For the past 10 years I have been in what the Jesuits would call a period of “formation.” I have traveled extensively, immersed in the lives of the poor and marginalized. From my first trip to Honduras, I was smitten. I fell in love with the poor. They treat me like a queen, treasure my words, my hugs, my love. In many ways, from the Kibera slum in Nairobi, to the refugee camp in Malawi, the people at the margins are much the same. They are peaceful, oddly content, hopeful, and energized, even though they suffer intense economic injustice. There is so much to learn from them! How can we work together to turn the economic pyramid upside down?
Over these years I have published a good bit of research on the Integrative Justice Model (IJM), a normative ethical framework for just economic exchange (Santos and Laczniak, 2009). Theoretically grounded in moral philosophy, Catholic Social Teaching, and contemporary management theory, the IJM was initially designed to guide multinational marketers racing to profit from the “Fortune at the Base of the Pyramid” (Prahalad, 2004).
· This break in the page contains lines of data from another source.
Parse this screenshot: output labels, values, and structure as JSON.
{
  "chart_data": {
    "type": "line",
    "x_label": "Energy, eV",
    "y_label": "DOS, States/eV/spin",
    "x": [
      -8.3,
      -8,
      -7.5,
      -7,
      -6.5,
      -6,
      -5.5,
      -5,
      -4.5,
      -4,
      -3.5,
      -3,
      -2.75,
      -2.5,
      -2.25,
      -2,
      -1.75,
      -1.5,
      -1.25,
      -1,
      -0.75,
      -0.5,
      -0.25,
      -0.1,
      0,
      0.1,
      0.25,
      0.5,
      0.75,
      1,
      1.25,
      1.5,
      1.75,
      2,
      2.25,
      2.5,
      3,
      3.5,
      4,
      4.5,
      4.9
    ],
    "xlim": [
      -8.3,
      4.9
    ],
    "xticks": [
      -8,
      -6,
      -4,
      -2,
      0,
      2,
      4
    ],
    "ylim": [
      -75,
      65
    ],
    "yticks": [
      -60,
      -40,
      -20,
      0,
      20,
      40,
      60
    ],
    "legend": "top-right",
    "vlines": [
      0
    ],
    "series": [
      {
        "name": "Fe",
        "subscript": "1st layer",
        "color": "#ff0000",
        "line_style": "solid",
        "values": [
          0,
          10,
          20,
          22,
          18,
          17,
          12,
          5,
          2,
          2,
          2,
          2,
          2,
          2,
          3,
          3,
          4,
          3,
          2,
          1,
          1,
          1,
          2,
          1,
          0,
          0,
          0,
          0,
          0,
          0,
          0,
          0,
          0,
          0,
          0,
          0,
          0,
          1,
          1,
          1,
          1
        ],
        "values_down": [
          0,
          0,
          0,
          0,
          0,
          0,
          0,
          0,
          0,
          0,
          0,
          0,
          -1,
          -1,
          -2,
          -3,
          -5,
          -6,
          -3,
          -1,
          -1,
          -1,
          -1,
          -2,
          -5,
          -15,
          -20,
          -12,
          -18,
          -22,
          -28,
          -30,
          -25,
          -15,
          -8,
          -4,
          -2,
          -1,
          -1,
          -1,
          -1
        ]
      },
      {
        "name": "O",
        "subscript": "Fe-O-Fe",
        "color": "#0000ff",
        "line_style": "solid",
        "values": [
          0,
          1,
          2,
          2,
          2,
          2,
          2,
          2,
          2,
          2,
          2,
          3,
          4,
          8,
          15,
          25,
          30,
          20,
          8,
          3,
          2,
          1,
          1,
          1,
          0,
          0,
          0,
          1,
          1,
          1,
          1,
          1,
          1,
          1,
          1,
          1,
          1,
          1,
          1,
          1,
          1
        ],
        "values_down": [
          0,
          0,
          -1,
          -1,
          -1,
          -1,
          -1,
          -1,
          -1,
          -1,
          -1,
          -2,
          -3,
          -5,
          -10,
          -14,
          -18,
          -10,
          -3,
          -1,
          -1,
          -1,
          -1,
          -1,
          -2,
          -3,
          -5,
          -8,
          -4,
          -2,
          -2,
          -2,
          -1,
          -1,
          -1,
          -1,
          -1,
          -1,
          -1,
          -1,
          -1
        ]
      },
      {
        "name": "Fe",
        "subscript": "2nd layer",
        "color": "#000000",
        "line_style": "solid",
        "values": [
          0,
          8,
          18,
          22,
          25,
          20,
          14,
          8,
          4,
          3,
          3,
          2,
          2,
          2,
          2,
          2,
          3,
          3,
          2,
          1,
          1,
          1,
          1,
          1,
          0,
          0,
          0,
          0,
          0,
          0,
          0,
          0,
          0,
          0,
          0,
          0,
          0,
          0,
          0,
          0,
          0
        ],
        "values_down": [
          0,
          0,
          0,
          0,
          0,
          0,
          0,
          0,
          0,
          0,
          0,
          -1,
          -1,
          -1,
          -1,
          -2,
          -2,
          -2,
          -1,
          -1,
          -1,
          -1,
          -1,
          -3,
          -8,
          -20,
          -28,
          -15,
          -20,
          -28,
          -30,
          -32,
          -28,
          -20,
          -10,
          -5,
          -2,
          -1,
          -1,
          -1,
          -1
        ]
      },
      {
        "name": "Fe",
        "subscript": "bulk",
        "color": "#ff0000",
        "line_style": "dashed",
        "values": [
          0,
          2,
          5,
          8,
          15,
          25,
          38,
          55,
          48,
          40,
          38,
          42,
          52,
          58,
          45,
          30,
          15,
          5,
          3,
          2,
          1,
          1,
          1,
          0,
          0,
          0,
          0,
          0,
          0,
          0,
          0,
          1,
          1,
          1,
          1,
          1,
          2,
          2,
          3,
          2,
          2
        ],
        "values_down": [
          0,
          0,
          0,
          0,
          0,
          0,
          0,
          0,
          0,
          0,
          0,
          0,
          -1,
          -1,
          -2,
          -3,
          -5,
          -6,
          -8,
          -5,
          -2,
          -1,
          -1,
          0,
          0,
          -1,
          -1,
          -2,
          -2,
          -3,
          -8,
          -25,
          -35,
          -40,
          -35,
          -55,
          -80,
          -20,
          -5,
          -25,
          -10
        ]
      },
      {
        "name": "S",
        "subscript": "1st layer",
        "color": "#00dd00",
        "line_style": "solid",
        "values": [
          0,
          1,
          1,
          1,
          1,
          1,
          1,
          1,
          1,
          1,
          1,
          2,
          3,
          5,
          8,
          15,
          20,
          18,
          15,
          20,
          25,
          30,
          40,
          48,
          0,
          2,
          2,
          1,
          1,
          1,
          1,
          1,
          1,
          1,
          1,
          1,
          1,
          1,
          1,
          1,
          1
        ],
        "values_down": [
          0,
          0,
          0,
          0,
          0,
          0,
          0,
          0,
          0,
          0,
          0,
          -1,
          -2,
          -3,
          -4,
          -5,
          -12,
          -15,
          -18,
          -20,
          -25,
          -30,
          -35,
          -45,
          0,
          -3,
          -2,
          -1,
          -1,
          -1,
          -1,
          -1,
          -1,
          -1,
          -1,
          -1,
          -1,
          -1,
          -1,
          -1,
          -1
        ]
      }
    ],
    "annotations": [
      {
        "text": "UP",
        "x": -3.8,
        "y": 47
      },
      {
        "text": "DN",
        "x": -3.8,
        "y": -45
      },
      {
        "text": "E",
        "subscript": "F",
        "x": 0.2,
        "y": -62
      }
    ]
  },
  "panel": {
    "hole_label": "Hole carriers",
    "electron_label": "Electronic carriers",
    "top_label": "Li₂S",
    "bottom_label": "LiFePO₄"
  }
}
The IJM is well-suited for what one might call “justice auditing.” I have taught upwards of 1,000 young adults how to use the IJM to evaluate fairness in marketplace exchange. Now, how can these young alums serve their communities and corporations as auditors of justice, from economic, social and environmental perspectives? I envision a bustling, collaborative workplace with a small staff of research leaders who work with the marginalized poor to help them amplify their own voices to transform their quality of life.
The tools are collected, the toolbox is full. Now I need to pick it up and carry it to the job site. Strangely, the next job site suddenly became my own country, the U.S.